Report of Workforce Planning Action Day 15.4.02



Workforce Planning Action Day 15.4.02

This report is compiled from notes taken during the meeting, is for information only and does not constitute formal minutes. Consequently, I take no responsibility for any inaccuracies, errors or omissions. Opinions expressed within the notes are those of meeting attendees and have been included for completeness. This does not necessarily mean I agree with them.

Mark Butler, HR Director NHS Scotland, opened the meeting by stating that the outcome of the meeting would be an action plan with the next steps and timescales.

Mary Mulligan, Deputy Health Minister, then set the tone for the meeting by saying that the Scottish Executive (SE) was committed to a workforce in the NHS which was the envy of others. The service needs to be able to plan ahead for the next 50 years, and it needs to improve its planning on the size and shape of the workforce. Processes in the past have not been as clear as SE would have liked and any new system needs to be more transparent. There is a need to balance long and short term requirements and the system must be adaptable enough to cope with new techniques requiring new skills and legislative changes such as the Working Time Directive.

3 regional centres are described. There needs to be discussion on the Health Boards comprising each. All stakeholders need to feel they can influence matters and the centre will produce guidelines, not directives. The goalposts have shifted and the focus is now workforce development not workforce planning and numbers. (This shift caused problems for the rest of the meeting.) The idea is to move away from competition between Trusts and Health boards to a complementary basis of working. Partnership is vitally important in this process.

Prof. Gillian Needham, Chair of the Scottish Integrated Workforce Planning Group, then presented a short summary of the SIWPG report.

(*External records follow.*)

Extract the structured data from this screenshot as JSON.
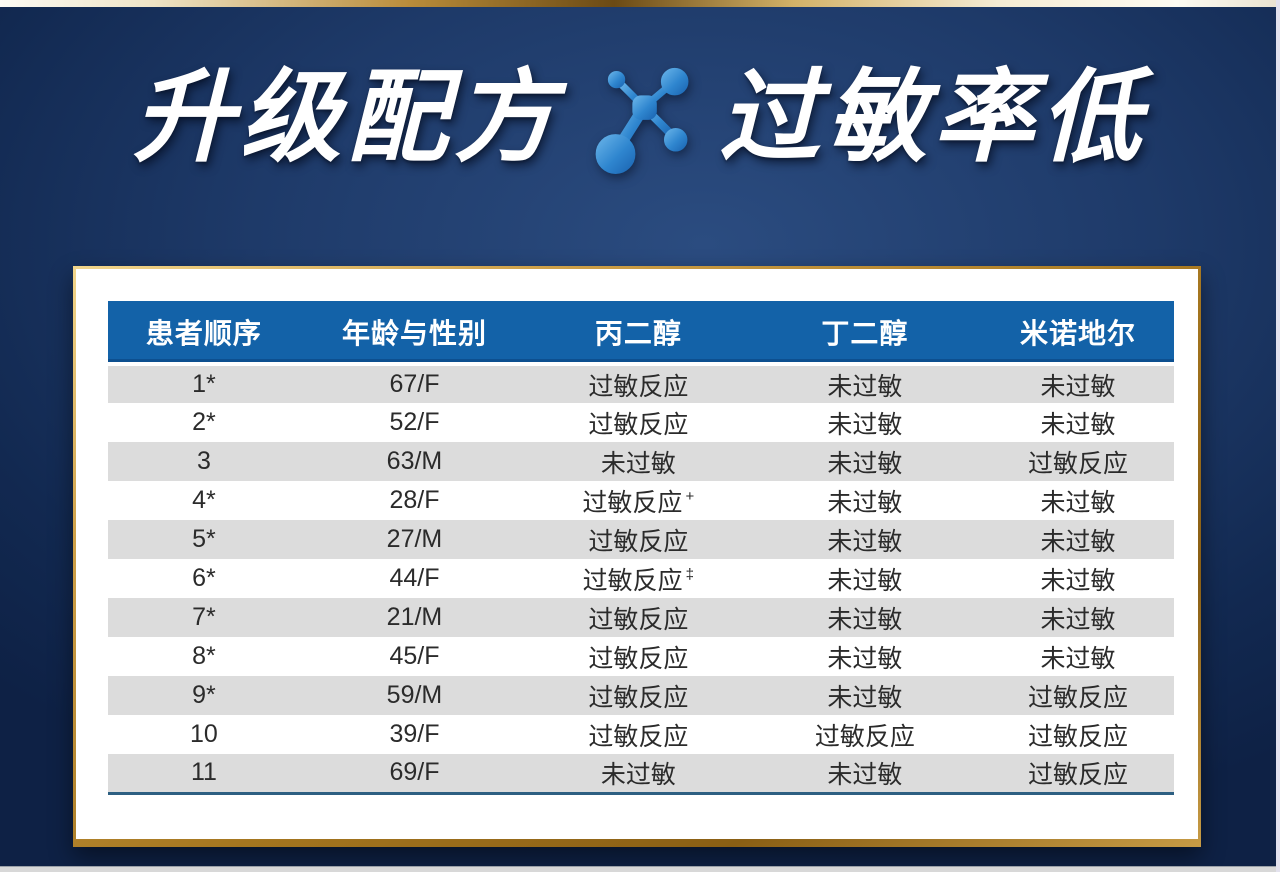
{
  "header": {
    "title_left": "升级配方",
    "title_right": "过敏率低",
    "icon": "molecule"
  },
  "table": {
    "columns": [
      "患者顺序",
      "年龄与性别",
      "丙二醇",
      "丁二醇",
      "米诺地尔"
    ],
    "rows": [
      {
        "cells": [
          "1*",
          "67/F",
          "过敏反应",
          "未过敏",
          "未过敏"
        ],
        "sup": [
          "",
          "",
          "",
          "",
          ""
        ]
      },
      {
        "cells": [
          "2*",
          "52/F",
          "过敏反应",
          "未过敏",
          "未过敏"
        ],
        "sup": [
          "",
          "",
          "",
          "",
          ""
        ]
      },
      {
        "cells": [
          "3",
          "63/M",
          "未过敏",
          "未过敏",
          "过敏反应"
        ],
        "sup": [
          "",
          "",
          "",
          "",
          ""
        ]
      },
      {
        "cells": [
          "4*",
          "28/F",
          "过敏反应",
          "未过敏",
          "未过敏"
        ],
        "sup": [
          "",
          "",
          "+",
          "",
          ""
        ]
      },
      {
        "cells": [
          "5*",
          "27/M",
          "过敏反应",
          "未过敏",
          "未过敏"
        ],
        "sup": [
          "",
          "",
          "",
          "",
          ""
        ]
      },
      {
        "cells": [
          "6*",
          "44/F",
          "过敏反应",
          "未过敏",
          "未过敏"
        ],
        "sup": [
          "",
          "",
          "‡",
          "",
          ""
        ]
      },
      {
        "cells": [
          "7*",
          "21/M",
          "过敏反应",
          "未过敏",
          "未过敏"
        ],
        "sup": [
          "",
          "",
          "",
          "",
          ""
        ]
      },
      {
        "cells": [
          "8*",
          "45/F",
          "过敏反应",
          "未过敏",
          "未过敏"
        ],
        "sup": [
          "",
          "",
          "",
          "",
          ""
        ]
      },
      {
        "cells": [
          "9*",
          "59/M",
          "过敏反应",
          "未过敏",
          "过敏反应"
        ],
        "sup": [
          "",
          "",
          "",
          "",
          ""
        ]
      },
      {
        "cells": [
          "10",
          "39/F",
          "过敏反应",
          "过敏反应",
          "过敏反应"
        ],
        "sup": [
          "",
          "",
          "",
          "",
          ""
        ]
      },
      {
        "cells": [
          "11",
          "69/F",
          "未过敏",
          "未过敏",
          "过敏反应"
        ],
        "sup": [
          "",
          "",
          "",
          "",
          ""
        ]
      }
    ]
  },
  "colors": {
    "header_blue": "#1362a8",
    "row_grey": "#dcdcdc",
    "row_white": "#ffffff",
    "gold_frame": "#bd8e35",
    "background_navy": "#1e3a69",
    "table_bottom_line": "#2d5f82",
    "icon_blue": "#2f86cf"
  }
}
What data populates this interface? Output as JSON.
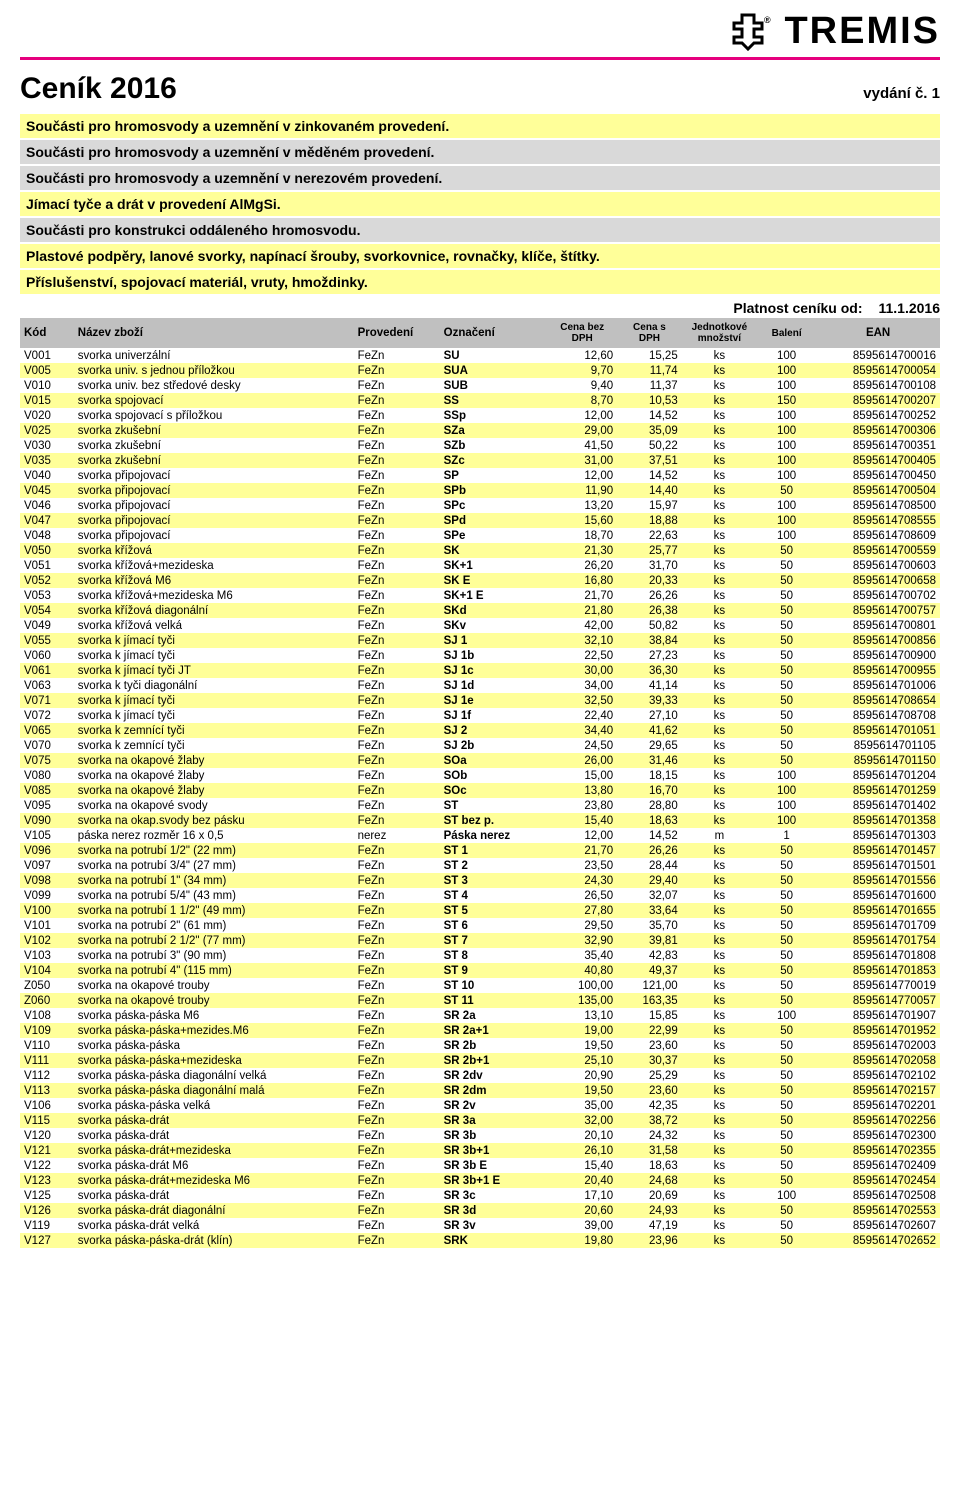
{
  "brand": {
    "name": "TREMIS",
    "rule_color": "#e6007e"
  },
  "page_title": "Ceník 2016",
  "edition": "vydání č. 1",
  "validity_label": "Platnost ceníku od:",
  "validity_date": "11.1.2016",
  "sections": [
    {
      "text": "Součásti pro hromosvody a uzemnění v zinkovaném provedení.",
      "bg": "#ffff99"
    },
    {
      "text": "Součásti pro hromosvody a uzemnění v měděném provedení.",
      "bg": "#d9d9d9"
    },
    {
      "text": "Součásti pro hromosvody a uzemnění v nerezovém provedení.",
      "bg": "#d9d9d9"
    },
    {
      "text": "Jímací tyče a drát v provedení AlMgSi.",
      "bg": "#ffff99"
    },
    {
      "text": "Součásti pro konstrukci oddáleného hromosvodu.",
      "bg": "#d9d9d9"
    },
    {
      "text": "Plastové podpěry, lanové svorky, napínací šrouby, svorkovnice, rovnačky, klíče, štítky.",
      "bg": "#ffff99"
    },
    {
      "text": "Příslušenství, spojovací materiál, vruty, hmoždinky.",
      "bg": "#ffff99"
    }
  ],
  "headers": {
    "kod": "Kód",
    "nazev": "Název zboží",
    "provedeni": "Provedení",
    "oznaceni": "Označení",
    "cena_bez": "Cena bez DPH",
    "cena_s": "Cena s DPH",
    "jednotkove": "Jednotkové množství",
    "baleni": "Balení",
    "ean": "EAN"
  },
  "rows": [
    [
      "V001",
      "svorka univerzální",
      "FeZn",
      "SU",
      "12,60",
      "15,25",
      "ks",
      "100",
      "8595614700016"
    ],
    [
      "V005",
      "svorka univ. s jednou příložkou",
      "FeZn",
      "SUA",
      "9,70",
      "11,74",
      "ks",
      "100",
      "8595614700054"
    ],
    [
      "V010",
      "svorka univ. bez středové desky",
      "FeZn",
      "SUB",
      "9,40",
      "11,37",
      "ks",
      "100",
      "8595614700108"
    ],
    [
      "V015",
      "svorka spojovací",
      "FeZn",
      "SS",
      "8,70",
      "10,53",
      "ks",
      "150",
      "8595614700207"
    ],
    [
      "V020",
      "svorka spojovací s příložkou",
      "FeZn",
      "SSp",
      "12,00",
      "14,52",
      "ks",
      "100",
      "8595614700252"
    ],
    [
      "V025",
      "svorka zkušební",
      "FeZn",
      "SZa",
      "29,00",
      "35,09",
      "ks",
      "100",
      "8595614700306"
    ],
    [
      "V030",
      "svorka zkušební",
      "FeZn",
      "SZb",
      "41,50",
      "50,22",
      "ks",
      "100",
      "8595614700351"
    ],
    [
      "V035",
      "svorka zkušební",
      "FeZn",
      "SZc",
      "31,00",
      "37,51",
      "ks",
      "100",
      "8595614700405"
    ],
    [
      "V040",
      "svorka připojovací",
      "FeZn",
      "SP",
      "12,00",
      "14,52",
      "ks",
      "100",
      "8595614700450"
    ],
    [
      "V045",
      "svorka připojovací",
      "FeZn",
      "SPb",
      "11,90",
      "14,40",
      "ks",
      "50",
      "8595614700504"
    ],
    [
      "V046",
      "svorka připojovací",
      "FeZn",
      "SPc",
      "13,20",
      "15,97",
      "ks",
      "100",
      "8595614708500"
    ],
    [
      "V047",
      "svorka připojovací",
      "FeZn",
      "SPd",
      "15,60",
      "18,88",
      "ks",
      "100",
      "8595614708555"
    ],
    [
      "V048",
      "svorka připojovací",
      "FeZn",
      "SPe",
      "18,70",
      "22,63",
      "ks",
      "100",
      "8595614708609"
    ],
    [
      "V050",
      "svorka křížová",
      "FeZn",
      "SK",
      "21,30",
      "25,77",
      "ks",
      "50",
      "8595614700559"
    ],
    [
      "V051",
      "svorka křížová+mezideska",
      "FeZn",
      "SK+1",
      "26,20",
      "31,70",
      "ks",
      "50",
      "8595614700603"
    ],
    [
      "V052",
      "svorka křížová M6",
      "FeZn",
      "SK E",
      "16,80",
      "20,33",
      "ks",
      "50",
      "8595614700658"
    ],
    [
      "V053",
      "svorka křížová+mezideska M6",
      "FeZn",
      "SK+1 E",
      "21,70",
      "26,26",
      "ks",
      "50",
      "8595614700702"
    ],
    [
      "V054",
      "svorka křížová diagonální",
      "FeZn",
      "SKd",
      "21,80",
      "26,38",
      "ks",
      "50",
      "8595614700757"
    ],
    [
      "V049",
      "svorka křížová velká",
      "FeZn",
      "SKv",
      "42,00",
      "50,82",
      "ks",
      "50",
      "8595614700801"
    ],
    [
      "V055",
      "svorka k jímací tyči",
      "FeZn",
      "SJ 1",
      "32,10",
      "38,84",
      "ks",
      "50",
      "8595614700856"
    ],
    [
      "V060",
      "svorka k jímací tyči",
      "FeZn",
      "SJ 1b",
      "22,50",
      "27,23",
      "ks",
      "50",
      "8595614700900"
    ],
    [
      "V061",
      "svorka k jímací tyči JT",
      "FeZn",
      "SJ 1c",
      "30,00",
      "36,30",
      "ks",
      "50",
      "8595614700955"
    ],
    [
      "V063",
      "svorka k tyči diagonální",
      "FeZn",
      "SJ 1d",
      "34,00",
      "41,14",
      "ks",
      "50",
      "8595614701006"
    ],
    [
      "V071",
      "svorka k jímací tyči",
      "FeZn",
      "SJ 1e",
      "32,50",
      "39,33",
      "ks",
      "50",
      "8595614708654"
    ],
    [
      "V072",
      "svorka k jímací tyči",
      "FeZn",
      "SJ 1f",
      "22,40",
      "27,10",
      "ks",
      "50",
      "8595614708708"
    ],
    [
      "V065",
      "svorka k zemnící tyči",
      "FeZn",
      "SJ 2",
      "34,40",
      "41,62",
      "ks",
      "50",
      "8595614701051"
    ],
    [
      "V070",
      "svorka k zemnící tyči",
      "FeZn",
      "SJ 2b",
      "24,50",
      "29,65",
      "ks",
      "50",
      "8595614701105"
    ],
    [
      "V075",
      "svorka na okapové žlaby",
      "FeZn",
      "SOa",
      "26,00",
      "31,46",
      "ks",
      "50",
      "8595614701150"
    ],
    [
      "V080",
      "svorka na okapové žlaby",
      "FeZn",
      "SOb",
      "15,00",
      "18,15",
      "ks",
      "100",
      "8595614701204"
    ],
    [
      "V085",
      "svorka na okapové žlaby",
      "FeZn",
      "SOc",
      "13,80",
      "16,70",
      "ks",
      "100",
      "8595614701259"
    ],
    [
      "V095",
      "svorka na okapové svody",
      "FeZn",
      "ST",
      "23,80",
      "28,80",
      "ks",
      "100",
      "8595614701402"
    ],
    [
      "V090",
      "svorka na okap.svody bez pásku",
      "FeZn",
      "ST bez p.",
      "15,40",
      "18,63",
      "ks",
      "100",
      "8595614701358"
    ],
    [
      "V105",
      "páska nerez rozměr 16 x 0,5",
      "nerez",
      "Páska nerez",
      "12,00",
      "14,52",
      "m",
      "1",
      "8595614701303"
    ],
    [
      "V096",
      "svorka na potrubí 1/2\"    (22 mm)",
      "FeZn",
      "ST 1",
      "21,70",
      "26,26",
      "ks",
      "50",
      "8595614701457"
    ],
    [
      "V097",
      "svorka na potrubí 3/4\"    (27 mm)",
      "FeZn",
      "ST 2",
      "23,50",
      "28,44",
      "ks",
      "50",
      "8595614701501"
    ],
    [
      "V098",
      "svorka na potrubí 1\"       (34 mm)",
      "FeZn",
      "ST 3",
      "24,30",
      "29,40",
      "ks",
      "50",
      "8595614701556"
    ],
    [
      "V099",
      "svorka na potrubí 5/4\"    (43 mm)",
      "FeZn",
      "ST 4",
      "26,50",
      "32,07",
      "ks",
      "50",
      "8595614701600"
    ],
    [
      "V100",
      "svorka na potrubí 1 1/2\"  (49 mm)",
      "FeZn",
      "ST 5",
      "27,80",
      "33,64",
      "ks",
      "50",
      "8595614701655"
    ],
    [
      "V101",
      "svorka na potrubí 2\"       (61 mm)",
      "FeZn",
      "ST 6",
      "29,50",
      "35,70",
      "ks",
      "50",
      "8595614701709"
    ],
    [
      "V102",
      "svorka na potrubí 2 1/2\"  (77 mm)",
      "FeZn",
      "ST 7",
      "32,90",
      "39,81",
      "ks",
      "50",
      "8595614701754"
    ],
    [
      "V103",
      "svorka na potrubí 3\"       (90 mm)",
      "FeZn",
      "ST 8",
      "35,40",
      "42,83",
      "ks",
      "50",
      "8595614701808"
    ],
    [
      "V104",
      "svorka na potrubí 4\"      (115 mm)",
      "FeZn",
      "ST 9",
      "40,80",
      "49,37",
      "ks",
      "50",
      "8595614701853"
    ],
    [
      "Z050",
      "svorka na okapové trouby",
      "FeZn",
      "ST 10",
      "100,00",
      "121,00",
      "ks",
      "50",
      "8595614770019"
    ],
    [
      "Z060",
      "svorka na okapové trouby",
      "FeZn",
      "ST 11",
      "135,00",
      "163,35",
      "ks",
      "50",
      "8595614770057"
    ],
    [
      "V108",
      "svorka páska-páska M6",
      "FeZn",
      "SR 2a",
      "13,10",
      "15,85",
      "ks",
      "100",
      "8595614701907"
    ],
    [
      "V109",
      "svorka páska-páska+mezides.M6",
      "FeZn",
      "SR 2a+1",
      "19,00",
      "22,99",
      "ks",
      "50",
      "8595614701952"
    ],
    [
      "V110",
      "svorka páska-páska",
      "FeZn",
      "SR 2b",
      "19,50",
      "23,60",
      "ks",
      "50",
      "8595614702003"
    ],
    [
      "V111",
      "svorka páska-páska+mezideska",
      "FeZn",
      "SR 2b+1",
      "25,10",
      "30,37",
      "ks",
      "50",
      "8595614702058"
    ],
    [
      "V112",
      "svorka páska-páska diagonální velká",
      "FeZn",
      "SR 2dv",
      "20,90",
      "25,29",
      "ks",
      "50",
      "8595614702102"
    ],
    [
      "V113",
      "svorka páska-páska diagonální malá",
      "FeZn",
      "SR 2dm",
      "19,50",
      "23,60",
      "ks",
      "50",
      "8595614702157"
    ],
    [
      "V106",
      "svorka páska-páska velká",
      "FeZn",
      "SR 2v",
      "35,00",
      "42,35",
      "ks",
      "50",
      "8595614702201"
    ],
    [
      "V115",
      "svorka páska-drát",
      "FeZn",
      "SR 3a",
      "32,00",
      "38,72",
      "ks",
      "50",
      "8595614702256"
    ],
    [
      "V120",
      "svorka páska-drát",
      "FeZn",
      "SR 3b",
      "20,10",
      "24,32",
      "ks",
      "50",
      "8595614702300"
    ],
    [
      "V121",
      "svorka páska-drát+mezideska",
      "FeZn",
      "SR 3b+1",
      "26,10",
      "31,58",
      "ks",
      "50",
      "8595614702355"
    ],
    [
      "V122",
      "svorka páska-drát M6",
      "FeZn",
      "SR 3b E",
      "15,40",
      "18,63",
      "ks",
      "50",
      "8595614702409"
    ],
    [
      "V123",
      "svorka páska-drát+mezideska M6",
      "FeZn",
      "SR 3b+1 E",
      "20,40",
      "24,68",
      "ks",
      "50",
      "8595614702454"
    ],
    [
      "V125",
      "svorka páska-drát",
      "FeZn",
      "SR 3c",
      "17,10",
      "20,69",
      "ks",
      "100",
      "8595614702508"
    ],
    [
      "V126",
      "svorka páska-drát diagonální",
      "FeZn",
      "SR 3d",
      "20,60",
      "24,93",
      "ks",
      "50",
      "8595614702553"
    ],
    [
      "V119",
      "svorka páska-drát velká",
      "FeZn",
      "SR 3v",
      "39,00",
      "47,19",
      "ks",
      "50",
      "8595614702607"
    ],
    [
      "V127",
      "svorka páska-páska-drát (klín)",
      "FeZn",
      "SRK",
      "19,80",
      "23,96",
      "ks",
      "50",
      "8595614702652"
    ]
  ]
}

Mike Palmer presented a short summary of the SEHD response to the report. Workforce planning had changed to workforce development; integrating education and training, recruitment and retention, new ways of working and the impact of service redesign.

In building workforce development capacities, North, East and West regional workforce centres had been suggested. The question of whether they were staffed or existed as virtual centres had not been decided. The consensus of opinion from the responses was for virtual centres. There was also the question of how they engaged with other interests e.g. Local Authorities, education providers and local enterprise companies. Regional outputs would include a regional workforce plan, recruitment and retention strategies, promotion of new ways of working and development of a robust evidence base.

A national workforce unit would guide and co-ordinate the regional centres. It would deal with national workforce planning and recruitment and retention. It would be responsible for linking with other SEHD policies e.g. education and training. It would help develop a national data strategy. A service National Workforce Committee is also to be created.

The key themes described in the responses to the report were

Discussions at this meeting would identify a way forward and there will be a report back to all interests.

The meeting then broke into groups to discuss the regional centres and what was needed now to make them fit for purpose? The responses given at the feedback session are noted below.

At this point in the proceedings, Malcolm Chisolm, Minister for Health and Community Care, arrived and toured the second set of workshops which produced the questions / comments / recommendations listed below.

Information and planning

Prioritising the agenda

There are three key themes –

Information – Health Boards need to buy into the agenda and a common language must be developed. There are too many instances of different titles meaning the same thing and different interpretations of the same title. Service delivery is key to building public and staff confidence and lead to the both groups being able to make informed choices – as long as they are aware of the information.

Investment – The key phrase is having the "right people in the right place at the right time". However, does the service have the right people in the right place to identify that the "right people are in the right place at the right time". There has to be the right balance between work and leisure for staff. There are many staff who enjoy the job but not the intensity at which they have to work. Are proper career paths available? The next generation of workers will not accept 20th Century working patterns. Are staffing levels sufficient? Are staffing levels actually correct with the problem being that the resources are there, but not in the right place?

Inclusivity / partnership – There is a need to build on the Joint Futures partnerships and relationships.

Organisational and Cultural Change

Research and Development

It was noted that the agenda is very large. The information database should probably be the first task to ensure everyone was working in the same way. The shift from workforce planning to workforce development – two quite different things – was causing problems for some of the attendees.

The next step was to put all the information into an action plan. This would be issued by the Health Department with a short time for the service to comment and amend. The actions need to be identified as initial to long term, but the process needs to start as soon as possible.

The Minister, in closing the meeting, stated that the Executive is committed to taking this forward and that any further ideas or comments should be sent to Grant Hughes at the Health Department.

The points from the workshops included above are only those which were presented at the feedback sessions. Many other points were made during the workshops and most of these were captured on flip charts. The points not included in the feedback presentations were nevertheless taken away to be included in the report of the day.